In doing so, he confirmed that he was bisexual and added a line that quickly circulated online: “Congrats for forcing an 18 year old to out himself.”
It was a stark reminder of how easily fandom entitlement can cross a line.
Coming out, when it happens, should be a personal decision. When it happens because thousands of strangers have decided they deserve an answer, something has gone badly wrong.
Representation Does Not Require Confession
The desire for meaningful queer representation is understandable. For decades queer characters were marginalised, erased, or forced into narrow stereotypes. Many actors felt pressure to hide parts of their identities in order to sustain a career.
That history still shapes how audiences respond to queer storytelling today. But replacing one form of pressure with another does not solve the problem. Public disclosure cannot become a condition for participating in a role.
No actor owes the internet a statement about their sexuality.
No performer is required to narrate their private life to validate a character.
No individual should feel compelled to define themselves because strangers online have decided they deserve clarity.
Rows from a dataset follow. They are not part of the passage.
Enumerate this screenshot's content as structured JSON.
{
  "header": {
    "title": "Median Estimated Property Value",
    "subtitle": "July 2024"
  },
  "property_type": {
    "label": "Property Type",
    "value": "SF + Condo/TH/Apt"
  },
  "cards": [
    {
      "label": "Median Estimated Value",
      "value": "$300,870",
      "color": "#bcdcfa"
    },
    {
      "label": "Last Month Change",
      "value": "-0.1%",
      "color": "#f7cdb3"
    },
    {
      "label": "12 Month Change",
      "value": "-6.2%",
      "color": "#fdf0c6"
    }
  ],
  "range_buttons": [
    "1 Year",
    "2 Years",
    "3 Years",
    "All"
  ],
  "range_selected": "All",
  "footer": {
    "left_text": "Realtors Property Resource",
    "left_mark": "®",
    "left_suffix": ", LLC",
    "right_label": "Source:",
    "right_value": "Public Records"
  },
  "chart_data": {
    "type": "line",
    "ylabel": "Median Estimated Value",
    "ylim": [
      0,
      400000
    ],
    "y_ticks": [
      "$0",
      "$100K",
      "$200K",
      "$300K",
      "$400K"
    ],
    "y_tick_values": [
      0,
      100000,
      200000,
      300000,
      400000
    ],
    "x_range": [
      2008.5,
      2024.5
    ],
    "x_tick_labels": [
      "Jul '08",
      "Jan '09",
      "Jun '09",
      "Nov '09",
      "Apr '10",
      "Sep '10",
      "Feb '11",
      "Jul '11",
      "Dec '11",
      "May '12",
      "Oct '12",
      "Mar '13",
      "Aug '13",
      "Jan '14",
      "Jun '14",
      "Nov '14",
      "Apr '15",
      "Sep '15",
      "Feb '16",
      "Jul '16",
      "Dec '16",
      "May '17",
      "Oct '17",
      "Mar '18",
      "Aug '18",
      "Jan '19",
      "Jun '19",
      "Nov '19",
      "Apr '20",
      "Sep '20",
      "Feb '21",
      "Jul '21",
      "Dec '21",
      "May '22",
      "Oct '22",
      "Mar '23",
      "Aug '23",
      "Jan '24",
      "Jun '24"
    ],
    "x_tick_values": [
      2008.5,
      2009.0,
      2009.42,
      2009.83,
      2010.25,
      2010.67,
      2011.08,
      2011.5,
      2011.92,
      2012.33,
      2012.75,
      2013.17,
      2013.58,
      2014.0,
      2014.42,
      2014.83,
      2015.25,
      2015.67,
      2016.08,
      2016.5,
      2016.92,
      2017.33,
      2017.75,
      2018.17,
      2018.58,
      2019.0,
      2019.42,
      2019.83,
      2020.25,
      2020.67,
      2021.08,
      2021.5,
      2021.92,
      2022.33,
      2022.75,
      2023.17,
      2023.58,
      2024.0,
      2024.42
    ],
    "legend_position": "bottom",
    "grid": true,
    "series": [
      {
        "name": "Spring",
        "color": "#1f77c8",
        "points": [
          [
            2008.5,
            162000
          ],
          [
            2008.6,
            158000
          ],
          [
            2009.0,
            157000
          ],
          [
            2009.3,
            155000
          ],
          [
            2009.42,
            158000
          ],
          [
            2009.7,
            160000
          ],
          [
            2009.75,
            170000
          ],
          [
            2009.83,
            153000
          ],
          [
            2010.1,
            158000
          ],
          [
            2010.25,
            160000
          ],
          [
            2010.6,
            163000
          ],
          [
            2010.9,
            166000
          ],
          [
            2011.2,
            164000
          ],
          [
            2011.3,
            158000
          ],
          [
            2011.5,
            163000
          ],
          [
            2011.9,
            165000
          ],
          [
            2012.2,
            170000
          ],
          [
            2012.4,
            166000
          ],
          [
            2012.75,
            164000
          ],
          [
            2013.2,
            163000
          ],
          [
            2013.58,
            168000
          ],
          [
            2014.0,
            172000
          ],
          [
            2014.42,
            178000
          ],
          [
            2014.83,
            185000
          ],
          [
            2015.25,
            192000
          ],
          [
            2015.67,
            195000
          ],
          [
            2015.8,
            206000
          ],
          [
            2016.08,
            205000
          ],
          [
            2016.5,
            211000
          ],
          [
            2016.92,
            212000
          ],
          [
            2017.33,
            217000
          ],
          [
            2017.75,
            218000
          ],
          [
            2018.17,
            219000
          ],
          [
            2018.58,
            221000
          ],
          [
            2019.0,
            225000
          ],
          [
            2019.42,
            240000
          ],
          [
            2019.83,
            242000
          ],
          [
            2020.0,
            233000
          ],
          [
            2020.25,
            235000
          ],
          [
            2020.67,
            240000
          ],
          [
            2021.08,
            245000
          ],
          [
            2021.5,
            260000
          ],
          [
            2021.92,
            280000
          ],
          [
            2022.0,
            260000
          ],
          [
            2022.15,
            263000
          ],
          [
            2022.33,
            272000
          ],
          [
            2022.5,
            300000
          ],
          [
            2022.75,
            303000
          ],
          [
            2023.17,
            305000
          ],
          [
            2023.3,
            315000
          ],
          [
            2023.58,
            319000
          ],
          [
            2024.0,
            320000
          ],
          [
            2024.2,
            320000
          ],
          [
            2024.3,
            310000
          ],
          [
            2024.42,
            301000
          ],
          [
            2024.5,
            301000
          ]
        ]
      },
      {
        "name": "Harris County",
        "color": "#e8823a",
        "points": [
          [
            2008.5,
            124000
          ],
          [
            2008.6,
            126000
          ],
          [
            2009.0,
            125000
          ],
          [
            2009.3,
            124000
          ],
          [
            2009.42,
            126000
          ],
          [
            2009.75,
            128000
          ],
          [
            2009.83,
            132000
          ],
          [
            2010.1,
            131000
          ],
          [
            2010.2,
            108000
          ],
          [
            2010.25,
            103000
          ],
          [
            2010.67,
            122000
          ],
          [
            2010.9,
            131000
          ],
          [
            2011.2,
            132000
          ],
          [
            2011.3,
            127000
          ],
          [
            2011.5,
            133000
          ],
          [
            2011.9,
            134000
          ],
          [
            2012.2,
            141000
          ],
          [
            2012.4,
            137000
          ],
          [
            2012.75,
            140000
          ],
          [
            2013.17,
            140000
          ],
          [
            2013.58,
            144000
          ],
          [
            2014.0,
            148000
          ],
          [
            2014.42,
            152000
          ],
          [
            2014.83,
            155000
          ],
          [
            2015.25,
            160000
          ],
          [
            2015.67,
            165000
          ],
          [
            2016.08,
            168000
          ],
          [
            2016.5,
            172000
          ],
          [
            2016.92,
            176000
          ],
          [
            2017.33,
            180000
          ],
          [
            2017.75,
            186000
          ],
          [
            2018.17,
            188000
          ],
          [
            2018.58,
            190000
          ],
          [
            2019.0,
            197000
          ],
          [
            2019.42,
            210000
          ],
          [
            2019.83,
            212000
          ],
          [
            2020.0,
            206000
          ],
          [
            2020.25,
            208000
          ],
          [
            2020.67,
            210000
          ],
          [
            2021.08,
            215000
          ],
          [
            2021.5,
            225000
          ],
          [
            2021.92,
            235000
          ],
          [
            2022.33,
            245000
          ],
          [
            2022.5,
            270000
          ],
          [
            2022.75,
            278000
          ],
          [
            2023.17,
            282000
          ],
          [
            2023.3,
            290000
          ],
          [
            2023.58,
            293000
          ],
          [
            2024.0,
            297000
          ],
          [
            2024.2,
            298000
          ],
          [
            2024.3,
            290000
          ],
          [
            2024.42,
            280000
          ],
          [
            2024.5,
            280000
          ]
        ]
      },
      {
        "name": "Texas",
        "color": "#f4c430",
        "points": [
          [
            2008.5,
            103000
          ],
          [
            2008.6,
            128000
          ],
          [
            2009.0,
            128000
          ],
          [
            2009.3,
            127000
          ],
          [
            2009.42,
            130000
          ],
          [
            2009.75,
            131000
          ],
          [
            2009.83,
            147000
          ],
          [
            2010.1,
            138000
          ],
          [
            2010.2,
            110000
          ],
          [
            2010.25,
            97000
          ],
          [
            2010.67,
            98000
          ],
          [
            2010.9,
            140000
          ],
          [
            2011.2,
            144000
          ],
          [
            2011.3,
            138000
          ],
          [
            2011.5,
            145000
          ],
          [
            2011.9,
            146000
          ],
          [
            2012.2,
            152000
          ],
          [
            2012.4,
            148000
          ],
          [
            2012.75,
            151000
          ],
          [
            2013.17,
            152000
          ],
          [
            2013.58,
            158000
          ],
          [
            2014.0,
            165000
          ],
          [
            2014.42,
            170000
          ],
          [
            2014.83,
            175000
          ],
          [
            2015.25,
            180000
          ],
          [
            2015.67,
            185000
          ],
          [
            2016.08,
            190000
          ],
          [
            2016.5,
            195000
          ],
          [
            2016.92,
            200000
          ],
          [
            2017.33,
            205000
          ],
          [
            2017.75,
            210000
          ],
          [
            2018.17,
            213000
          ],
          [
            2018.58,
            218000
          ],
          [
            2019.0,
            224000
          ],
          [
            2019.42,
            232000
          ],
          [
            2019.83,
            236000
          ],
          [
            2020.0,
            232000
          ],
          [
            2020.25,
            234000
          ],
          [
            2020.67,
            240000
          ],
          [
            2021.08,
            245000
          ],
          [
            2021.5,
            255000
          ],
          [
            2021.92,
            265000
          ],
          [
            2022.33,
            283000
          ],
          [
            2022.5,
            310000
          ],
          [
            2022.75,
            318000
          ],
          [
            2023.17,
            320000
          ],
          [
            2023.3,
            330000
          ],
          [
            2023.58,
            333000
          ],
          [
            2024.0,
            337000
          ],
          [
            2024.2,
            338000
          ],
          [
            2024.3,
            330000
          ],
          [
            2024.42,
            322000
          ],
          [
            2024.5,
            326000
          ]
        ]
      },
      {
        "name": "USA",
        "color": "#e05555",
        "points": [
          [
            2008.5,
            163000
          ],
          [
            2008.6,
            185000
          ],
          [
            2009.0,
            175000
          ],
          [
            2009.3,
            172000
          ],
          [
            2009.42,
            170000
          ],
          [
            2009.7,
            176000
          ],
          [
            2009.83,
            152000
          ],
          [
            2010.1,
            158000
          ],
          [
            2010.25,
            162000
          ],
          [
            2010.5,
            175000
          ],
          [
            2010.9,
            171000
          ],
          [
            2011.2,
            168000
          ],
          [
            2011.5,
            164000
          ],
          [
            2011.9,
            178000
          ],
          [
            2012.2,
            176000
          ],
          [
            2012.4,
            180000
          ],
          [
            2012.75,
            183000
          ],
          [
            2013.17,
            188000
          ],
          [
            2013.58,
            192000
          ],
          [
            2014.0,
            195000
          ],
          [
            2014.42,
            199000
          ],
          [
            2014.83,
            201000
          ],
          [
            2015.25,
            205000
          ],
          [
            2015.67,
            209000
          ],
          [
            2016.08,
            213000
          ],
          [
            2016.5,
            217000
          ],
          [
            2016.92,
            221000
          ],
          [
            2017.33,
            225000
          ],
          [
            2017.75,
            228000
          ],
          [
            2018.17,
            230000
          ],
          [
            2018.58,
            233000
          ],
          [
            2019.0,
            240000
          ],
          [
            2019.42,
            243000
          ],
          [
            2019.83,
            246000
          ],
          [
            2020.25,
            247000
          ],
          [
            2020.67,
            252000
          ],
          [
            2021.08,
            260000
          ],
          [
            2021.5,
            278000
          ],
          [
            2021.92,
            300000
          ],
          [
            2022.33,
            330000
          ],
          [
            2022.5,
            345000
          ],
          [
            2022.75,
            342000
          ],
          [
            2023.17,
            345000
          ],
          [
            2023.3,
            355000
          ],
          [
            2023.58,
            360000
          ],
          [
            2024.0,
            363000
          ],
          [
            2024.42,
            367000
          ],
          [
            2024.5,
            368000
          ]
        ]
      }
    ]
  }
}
Sexuality is personal. For many people it is fluid, evolving, or simply something they prefer not to discuss publicly. Turning that process into fandom discourse is invasive at best.
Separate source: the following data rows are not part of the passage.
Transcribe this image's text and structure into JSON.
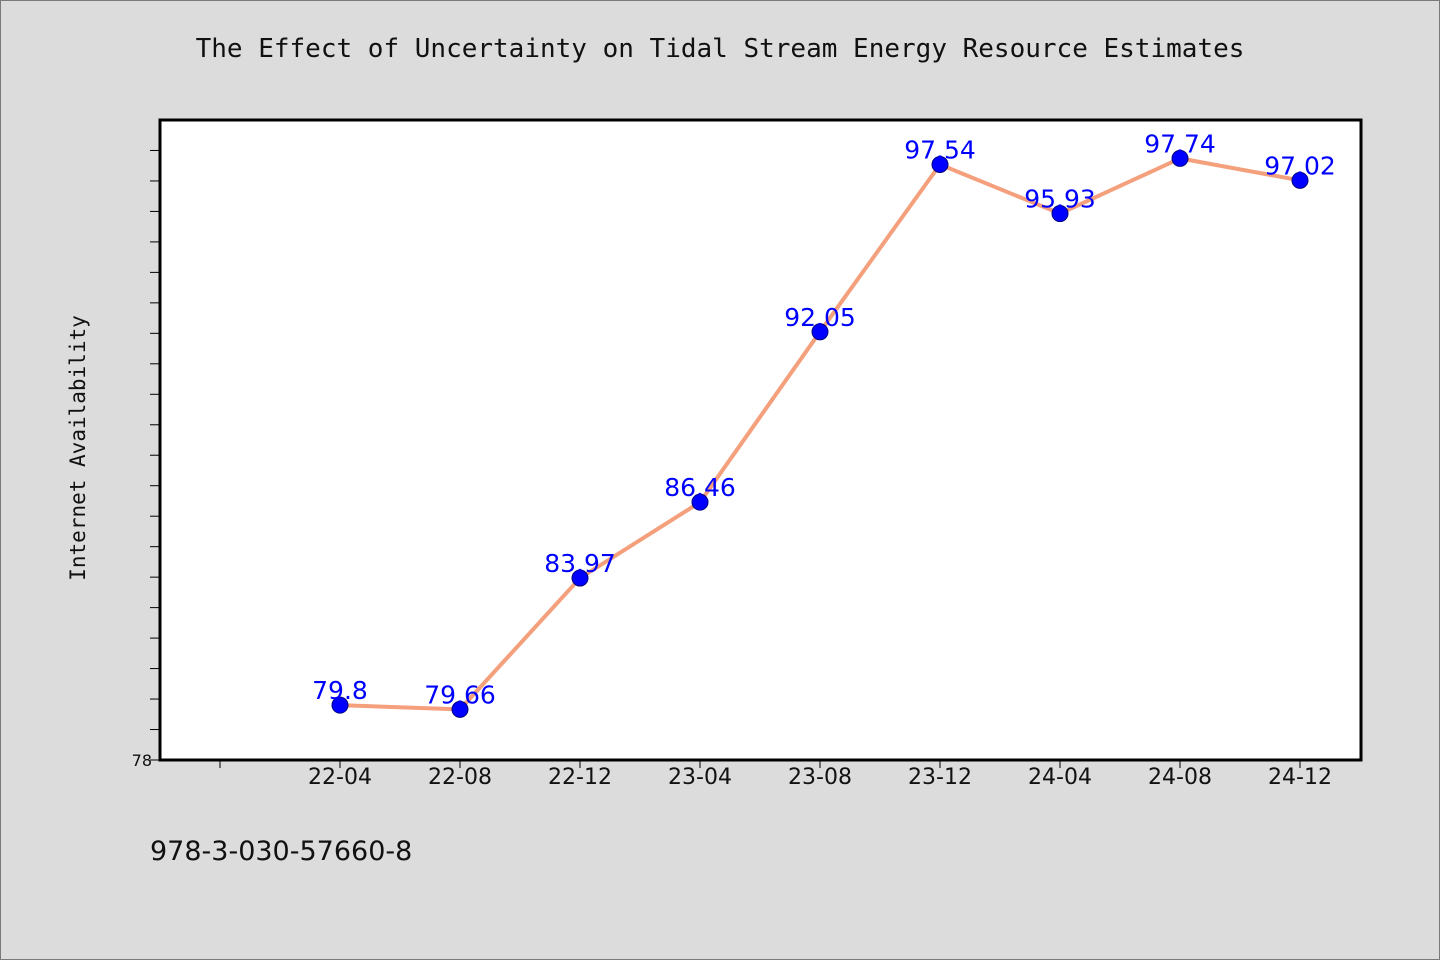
{
  "chart_data": {
    "type": "line",
    "title": "The Effect of Uncertainty on Tidal Stream Energy Resource Estimates",
    "xlabel": "",
    "ylabel": "Internet Availability",
    "categories": [
      "22-04",
      "22-08",
      "22-12",
      "23-04",
      "23-08",
      "23-12",
      "24-04",
      "24-08",
      "24-12"
    ],
    "series": [
      {
        "values": [
          79.8,
          79.66,
          83.97,
          86.46,
          92.05,
          97.54,
          95.93,
          97.74,
          97.02
        ],
        "line_color": "#f4a07c",
        "marker_color": "#0000ff",
        "label_color": "#0000ff"
      }
    ],
    "ylim": [
      78,
      99
    ],
    "y_tick_labels": [
      "78"
    ],
    "grid": false,
    "legend": "none"
  },
  "footer": {
    "isbn": "978-3-030-57660-8"
  }
}
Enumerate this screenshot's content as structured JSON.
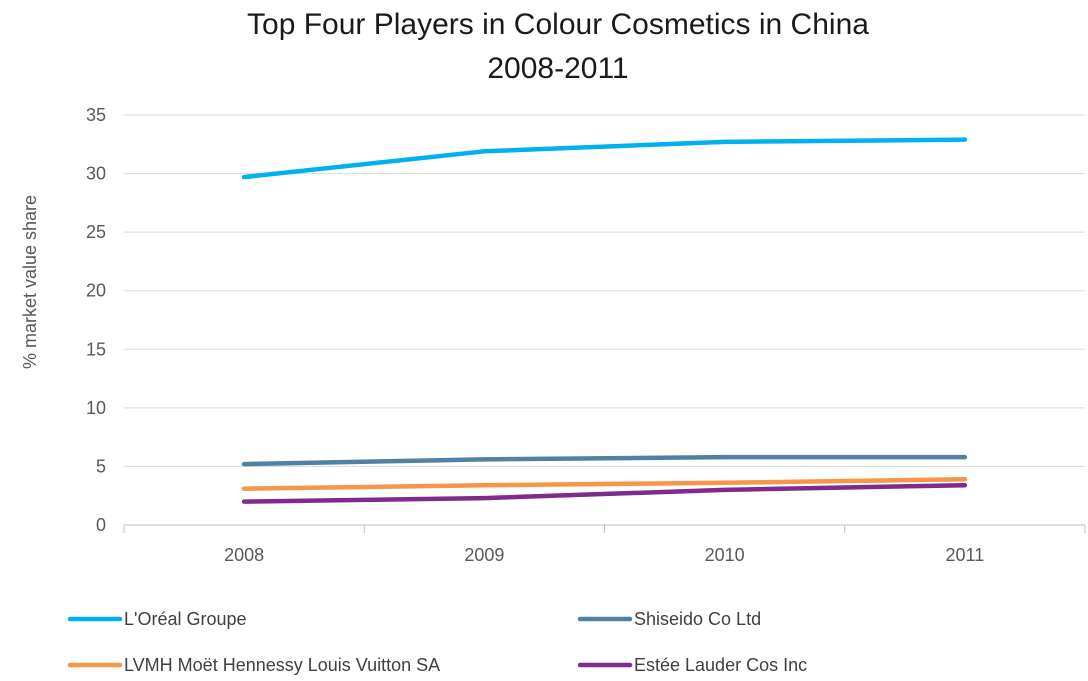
{
  "chart_data": {
    "type": "line",
    "title_line1": "Top Four Players in Colour Cosmetics in China",
    "title_line2": "2008-2011",
    "xlabel": "",
    "ylabel": "% market value share",
    "categories": [
      "2008",
      "2009",
      "2010",
      "2011"
    ],
    "ylim": [
      0,
      35
    ],
    "yticks": [
      0,
      5,
      10,
      15,
      20,
      25,
      30,
      35
    ],
    "grid": true,
    "legend_position": "bottom",
    "series": [
      {
        "name": "L'Oréal Groupe",
        "color": "#00B0F0",
        "values": [
          29.7,
          31.9,
          32.7,
          32.9
        ]
      },
      {
        "name": "Shiseido Co Ltd",
        "color": "#4F81A5",
        "values": [
          5.2,
          5.6,
          5.8,
          5.8
        ]
      },
      {
        "name": "LVMH Moët Hennessy Louis Vuitton SA",
        "color": "#F79646",
        "values": [
          3.1,
          3.4,
          3.6,
          3.9
        ]
      },
      {
        "name": "Estée Lauder Cos Inc",
        "color": "#7F2A8C",
        "values": [
          2.0,
          2.3,
          3.0,
          3.4
        ]
      }
    ]
  }
}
The Social Media Amplifier
The structure of social media makes all of this worse.
Online platforms reward speculation, speed, and reaction. A single ambiguous interaction can be dissected across hundreds of posts within hours. Screenshots circulate. Theories multiply.
Actors can quickly find themselves at the centre of conversations they never intended to join. Their likes, follows, and comments are treated like clues in an ongoing investigation.
In reality, they are simply professionals doing their jobs within an industry that now expects public visibility as part of promotion.
They are not characters in an unfolding fan narrative.
A Boundary That Should Not Be Difficult
The situation surrounding Heated Rivalry highlights a principle that should not be difficult to maintain.
It is entirely possible to care deeply about a story without feeling entitled to the lives of the people involved in telling it.
Readers can become emotionally attached to characters. Viewers can celebrate the relationships portrayed on screen. That connection is part of what makes storytelling powerful.
But the actors involved remain separate from the narrative.
They are professionals, not extensions of the characters they play.
At Some Point It Needs to Be Said Plainly
At the risk of sounding blunt, a lot of this behaviour is simply strange.
Demanding that actors disclose their sexuality because they are playing queer characters is invasive. Analysing their social media activity like a group investigation is invasive. Treating their private lives as fandom discourse is invasive.
This behaviour is often framed as advocacy. In practice it tends to look much more like parasocial entitlement dressed up in progressive language.
The people involved in these productions are workers in an industry. They are not participants in a public referendum about their identities.
And if someone finds themselves demanding that a stranger prove their sexuality because of a fictional romance they enjoy, it may genuinely be time to close the app and step outside and touch grass.
The internet will survive the break.
The actors would probably appreciate it too.